Cuando educamos en tiempos difíciles mostramos apoyo incondicional a nuestros hijos porque sabemos que es difícil aprender a prescindir de lo prescindible. Es fácil derrumbarse ante la adversidad, por eso cuando nos sentimos abatidos por las adversidades, es cuando más “perdidos” nos solemos encontrar. Y cuando uno se siente perdido necesita sobre todo el apoyo de los que queremos, familia y amistades y, a veces, es necesario recurrir a ayuda especializada.
"Educar en tiempos difíciles es entender que es imposible evitar que nuestros hijos sufran".
El sufrimiento es parte de la vida. Y como es natural, lo mejor será que desde pequeños les enseñemos a tolerar las frustraciones a la que la vida nos somete, enseñarlos a que, generalmente, las recompensas no se obtienen inmediatamente, enseñarlos a que, a veces, nos ocurren cosas que no nos merecemos pero que, a pesar de eso, nos ocurren.
En vez de ocultar el sufrimiento, en vez de evitárselo a los hijos ¿no será mejor que cuando tengan que afrontar el sufrimiento puedan sentir que estamos cerca? o ¿prefieres que tus hijos lo tengan que hacer solos?
En tiempos de crisis, en tiempos difíciles es cuando más se necesita un buen gobierno en el país y también en Las repúblicas Independientes de nuestras casas.
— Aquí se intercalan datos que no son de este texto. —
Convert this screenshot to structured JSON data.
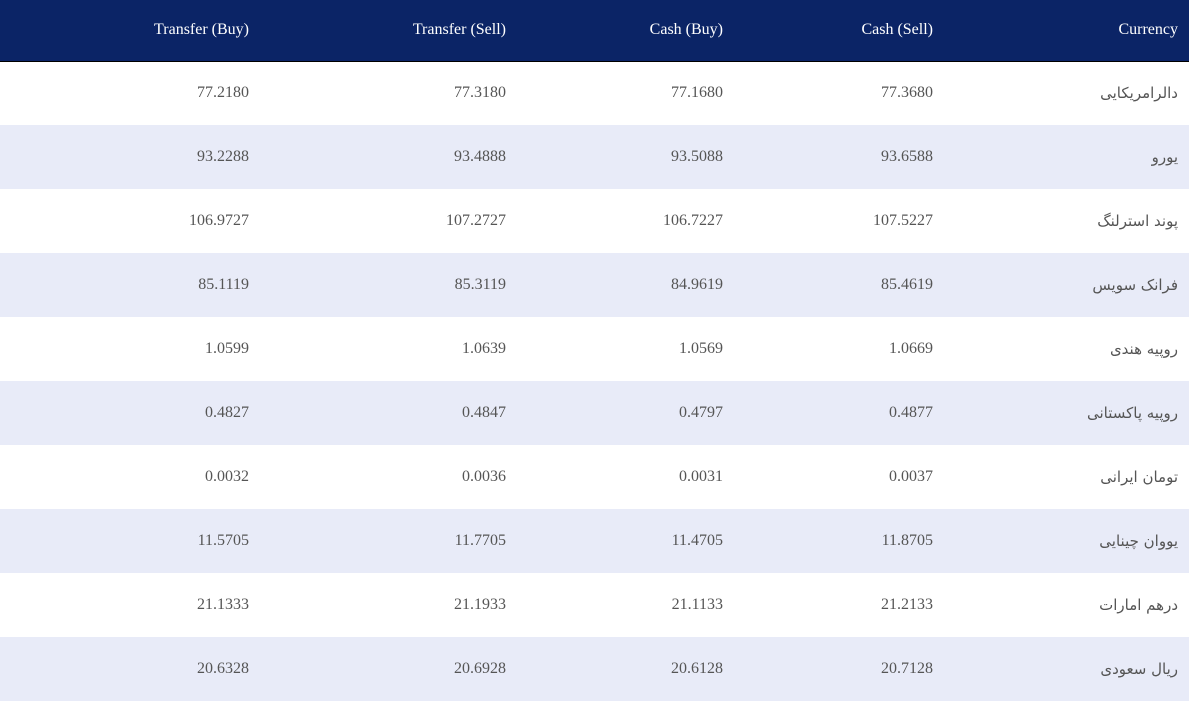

En las situaciones adversas los padres pueden encontrar una oportunidad más para educar. Los hijos aprenden formas de responder a la adversidad observando el comportamiento, las palabras y emociones.
El estilo con el que los padres afrontan las situaciones difíciles, y la manera en la que hacen a sus hijos partícipes de estas situaciones adversas es una buena forma de prepararles a lo que, más tarde, o temprano hay que enfrentarse.
"Cuando educamos en tiempos difíciles hacemos ver a nuestros hijos que la esperanza es un valor. La esperanza no es pensar que las adversidades son un mal sueño, y que todo pasará".
LA ESPERANZA

Educar en tiempos difíciles, no es meterles miedo a los hijos ni a nosotros mismos ya que el miedo paraliza y necesitamos estar activos. Debe haber una búsqueda de respuestas eficaces y posibles. Enseñar a los hijos en valores para comprometerse y hacer las cosas de forma correcta y con una actitud responsable es la mejor manera de generar confianza en uno mismo.
Cuando educamos en tiempos difíciles, enseñamos a los hijos a que la familia, nuestra familia que no es perfecta, que a veces discute, que a veces se desespera, que otras ríe, que sufre, que se equivoca, que acoge, nuestra familia, tu familia y mi familia, si la cuidamos, sobrevive a todas las crisis.
"La esperanza es confiar en nuestra capacidad de vivir día a día afrontando lo bueno, lo regular y lo malo. La esperanza es una fuerza que nos moviliza y nos hace protagonistas activos de nuestra vida".